How UV Radiation Affects Your Skin

The ultraviolet portion of solar radiation splits into three subtypes based on wavelength, and each one interacts with your body differently.

UVC has the shortest wavelength and the highest energy, but the ozone layer absorbs it completely. It never reaches the ground under normal conditions. UVB penetrates the atmosphere in small amounts and reaches the outermost layer of your skin (the epidermis). This is the radiation responsible for sunburn, DNA damage in skin cells, and the production of reactive oxygen species, which are unstable molecules that can harm cell structures. UVB also triggers vitamin D synthesis, so brief exposure serves a biological purpose. UVA has a longer wavelength, penetrates deeper into the skin (reaching the dermis, the layer beneath the surface), and is the primary driver of premature aging. Chronic UVA exposure thickens the outer skin layer and breaks down collagen over time.

The World Health Organization uses the UV Index to communicate daily risk. A UV Index of 0 to 2 poses limited danger even for fair-skinned people, and no special protection is needed. At 3 to 7, you should seek shade during midday, wear a hat and shirt, and apply sunscreen. At 8 and above, the WHO recommends avoiding outdoor exposure during midday hours entirely. Protective clothing, sunscreen, sunglasses, and shade all become essential at that level.

Solar Radiation and Earth’s Climate

Solar radiation is the input side of Earth’s energy budget. The planet absorbs sunlight, warms up, and re-emits energy as infrared radiation. Greenhouse gases in the atmosphere, including carbon dioxide, methane, and water vapor, absorb some of that outgoing infrared energy and radiate it back toward the surface. This process, called the greenhouse effect, keeps Earth’s average temperature about 33°C warmer than it would be without an atmosphere.
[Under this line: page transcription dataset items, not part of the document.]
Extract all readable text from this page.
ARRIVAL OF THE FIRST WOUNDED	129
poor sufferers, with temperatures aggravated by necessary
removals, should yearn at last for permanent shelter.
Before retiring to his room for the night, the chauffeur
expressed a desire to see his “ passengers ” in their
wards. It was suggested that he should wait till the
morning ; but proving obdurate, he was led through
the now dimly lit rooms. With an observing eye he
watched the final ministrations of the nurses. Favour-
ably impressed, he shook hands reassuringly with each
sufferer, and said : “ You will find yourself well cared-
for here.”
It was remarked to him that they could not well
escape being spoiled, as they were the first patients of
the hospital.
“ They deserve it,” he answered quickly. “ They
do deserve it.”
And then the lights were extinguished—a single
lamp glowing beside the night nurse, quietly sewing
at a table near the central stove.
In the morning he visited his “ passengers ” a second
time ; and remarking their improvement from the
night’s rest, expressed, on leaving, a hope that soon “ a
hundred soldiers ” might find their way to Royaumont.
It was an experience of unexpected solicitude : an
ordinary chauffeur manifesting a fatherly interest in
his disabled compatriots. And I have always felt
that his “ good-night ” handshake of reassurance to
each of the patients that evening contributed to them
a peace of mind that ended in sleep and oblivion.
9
When the balance between incoming solar energy and outgoing infrared energy shifts, the climate responds. Adding greenhouse gases to the atmosphere traps more outgoing heat, creating what scientists call radiative forcing. Each gas contributes a measurable amount of forcing, measured in watts per square meter, which allows researchers to rank their relative impact. The 0.1% variation in the sun’s output over its 11-year cycle produces a small forcing of its own, but it is far smaller than the forcing from accumulated greenhouse gas emissions over the industrial era.

How Solar Panels Convert Sunlight to Electricity

Solar panels exploit the fact that photons carry energy. Each panel contains cells made of semiconductor material, typically silicon. When photons from sunlight strike a cell, three things can happen: they bounce off, pass through, or get absorbed. Only absorbed photons contribute to electricity generation.

When enough photons are absorbed, they knock electrons loose from atoms in the semiconductor. The cell’s surface is specially treated during manufacturing so that these freed electrons naturally migrate toward the front. This creates an imbalance of electrical charge between the front and back of the cell, similar to the positive and negative terminals of a battery. Metal conductors on the cell collect the electrons, and when connected to a circuit, the flow of electrons becomes usable electricity. The process is silent, has no moving parts, and works with both direct and diffuse sunlight, though output drops on cloudy days or at steep sun angles.

Because solar radiation intensity varies by latitude, season, and cloud cover, the same panel produces very different amounts of electricity depending on where it’s installed. A rooftop system in Arizona will generate roughly twice the annual output of an identical system in Seattle, largely because of differences in solar angle and cloud frequency.